Faced with such a scenario, a young person might look for a robot-proof career, something which requires a human to accomplish, and those are becoming scarce as artificial intelligence is deployed in more and more industries. A.I. can even pass a bar exam, and with a limitless ability to scour for case precedent in seconds, even courtroom lawyers may become obsolete.

At least cooking requires a person with a nose and eyes. A machine cannot smell the perfect moment when vegetables are perfectly roasted just before they become charred and bitter. Chefs are safe, right?

Not so much, actually. A California company, CloudChef, garnered some coverage recently when they showed off a startup that replaces chefs with artificial intelligence and some modified kitchen equipment.
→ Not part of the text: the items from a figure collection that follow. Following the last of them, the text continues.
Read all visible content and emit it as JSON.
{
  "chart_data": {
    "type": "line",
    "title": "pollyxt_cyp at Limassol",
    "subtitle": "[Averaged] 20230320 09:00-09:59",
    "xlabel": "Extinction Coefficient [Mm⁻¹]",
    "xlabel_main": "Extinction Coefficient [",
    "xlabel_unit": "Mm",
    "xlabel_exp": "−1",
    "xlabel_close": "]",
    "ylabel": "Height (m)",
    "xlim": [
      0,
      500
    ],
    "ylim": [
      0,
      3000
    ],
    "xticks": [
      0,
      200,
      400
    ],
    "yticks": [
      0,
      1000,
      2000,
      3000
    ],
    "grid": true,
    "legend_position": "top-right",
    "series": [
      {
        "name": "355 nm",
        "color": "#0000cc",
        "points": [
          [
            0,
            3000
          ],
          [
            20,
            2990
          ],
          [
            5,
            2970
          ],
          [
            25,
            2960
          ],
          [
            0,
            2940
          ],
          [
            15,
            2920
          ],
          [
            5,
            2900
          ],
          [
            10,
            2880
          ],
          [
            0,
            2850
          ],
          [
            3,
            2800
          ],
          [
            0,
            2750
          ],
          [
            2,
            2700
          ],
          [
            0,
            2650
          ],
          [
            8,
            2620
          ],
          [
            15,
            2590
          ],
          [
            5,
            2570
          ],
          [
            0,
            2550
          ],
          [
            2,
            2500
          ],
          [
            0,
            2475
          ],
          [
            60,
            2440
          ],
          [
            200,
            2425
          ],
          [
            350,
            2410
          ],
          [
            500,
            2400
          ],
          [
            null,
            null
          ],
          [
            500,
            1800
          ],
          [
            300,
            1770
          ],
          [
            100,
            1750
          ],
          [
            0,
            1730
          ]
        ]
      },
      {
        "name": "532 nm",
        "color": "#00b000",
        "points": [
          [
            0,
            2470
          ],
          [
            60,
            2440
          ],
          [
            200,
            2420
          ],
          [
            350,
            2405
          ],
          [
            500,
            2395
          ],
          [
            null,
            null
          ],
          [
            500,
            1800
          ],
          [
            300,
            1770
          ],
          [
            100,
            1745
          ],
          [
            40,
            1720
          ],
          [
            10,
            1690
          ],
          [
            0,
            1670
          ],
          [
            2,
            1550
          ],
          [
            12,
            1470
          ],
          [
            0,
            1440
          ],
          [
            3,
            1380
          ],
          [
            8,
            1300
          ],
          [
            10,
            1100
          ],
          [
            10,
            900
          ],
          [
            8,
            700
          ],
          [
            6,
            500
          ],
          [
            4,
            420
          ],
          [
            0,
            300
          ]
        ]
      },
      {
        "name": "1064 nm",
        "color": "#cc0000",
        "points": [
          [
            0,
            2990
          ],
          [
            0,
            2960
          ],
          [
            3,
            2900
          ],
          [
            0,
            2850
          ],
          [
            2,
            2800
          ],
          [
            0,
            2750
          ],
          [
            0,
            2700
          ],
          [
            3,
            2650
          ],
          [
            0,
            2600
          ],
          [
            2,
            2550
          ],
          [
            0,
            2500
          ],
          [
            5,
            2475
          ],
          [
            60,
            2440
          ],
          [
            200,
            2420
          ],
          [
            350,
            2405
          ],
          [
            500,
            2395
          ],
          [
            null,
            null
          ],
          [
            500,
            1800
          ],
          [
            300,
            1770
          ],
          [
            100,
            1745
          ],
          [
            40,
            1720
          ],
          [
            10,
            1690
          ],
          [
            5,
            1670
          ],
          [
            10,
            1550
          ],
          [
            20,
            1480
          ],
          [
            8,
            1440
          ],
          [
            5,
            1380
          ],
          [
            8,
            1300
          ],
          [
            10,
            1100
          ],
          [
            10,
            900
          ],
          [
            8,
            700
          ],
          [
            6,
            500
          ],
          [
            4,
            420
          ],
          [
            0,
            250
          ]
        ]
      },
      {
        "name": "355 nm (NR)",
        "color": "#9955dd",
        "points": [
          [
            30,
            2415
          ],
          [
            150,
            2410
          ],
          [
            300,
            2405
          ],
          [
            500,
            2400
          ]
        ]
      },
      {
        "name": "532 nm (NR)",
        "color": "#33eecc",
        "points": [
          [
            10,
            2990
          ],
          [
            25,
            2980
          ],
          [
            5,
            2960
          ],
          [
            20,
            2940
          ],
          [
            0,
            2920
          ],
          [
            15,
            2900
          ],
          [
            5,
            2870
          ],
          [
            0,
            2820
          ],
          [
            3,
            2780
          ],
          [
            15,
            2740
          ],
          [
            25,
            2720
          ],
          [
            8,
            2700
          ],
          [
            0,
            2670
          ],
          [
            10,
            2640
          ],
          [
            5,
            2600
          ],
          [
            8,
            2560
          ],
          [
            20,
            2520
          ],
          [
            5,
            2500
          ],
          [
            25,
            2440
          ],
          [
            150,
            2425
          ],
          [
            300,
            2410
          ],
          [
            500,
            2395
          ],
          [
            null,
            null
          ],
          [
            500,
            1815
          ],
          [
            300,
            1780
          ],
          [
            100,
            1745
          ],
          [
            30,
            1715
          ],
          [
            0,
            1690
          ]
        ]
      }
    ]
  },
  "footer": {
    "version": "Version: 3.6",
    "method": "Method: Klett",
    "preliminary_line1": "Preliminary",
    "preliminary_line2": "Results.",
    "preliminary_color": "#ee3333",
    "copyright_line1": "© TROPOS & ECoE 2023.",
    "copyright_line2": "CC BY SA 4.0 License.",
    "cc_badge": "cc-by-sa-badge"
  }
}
The A.I. bot can watch a person prepare a dish once, making note of temperatures and textures, then replicate the dish exactly an endless number of times. The company envisions a time when well-known chefs around the world would be able to upload their recipes, which could then be prepared in bot kitchens anywhere.

With enough buildout, you could get a perfectly replicated Gordon Ramsay beef Wellington in your own city, whether or not the chef had a restaurant within 2,000 miles. Each time the recipe was prepared, our random Ramsay example would get paid a royalty, and an army of cooks would be sitting at home with no way to make a living at their craft. Back in their kitchens, barcodes replace eyeballs, knives are automatically sharpened, and the metal and chip cook never trips over the rubber mats or incorrectly stores the tuna.

Human chefs, naturally, express serious doubts about dishes turned out by machinery. Food quality varies daily, they say. No machine can detect the adjustments needed to cover for such daily variables. How can a machine taste when a sauce needs more salt?

One of the great truths of cooking is that every time you make a dish, it is necessarily a different process. The ingredients you used last time will vary slightly this time. Humidity, range top quirkiness, tools, pans, all these things can make a difference. Replicating a dish as it was cooked one time, potentially years ago, in exactly the same way cannot be successful.

Except that it is. The A.I. software is able to tell if the leaves on a Brussels sprout are too brown or if the bacon has gone off. It can adjust on the fly to get the desired identical result.

I think this scenario is alarming, and just as the South Korean economist pointed out, we will have to adjust our attitude about those who are unable to find work in their field. If we employ A.I. to do everything from driving taxicabs to injecting vaccines, we can’t in turn blame the people who are displaced when they sit at home with nothing to do.

And then you see a great cook with nothing but a slab of plywood and a long pin roll out sheets of pasta dough the size of a sofa and so thin you can read a newspaper through it, and you know the thing machinery cannot replicate: love. Cooking for others is an essentially human endeavor, and we are wise to keep smarty pants computers and their barcodes out of the kitchen.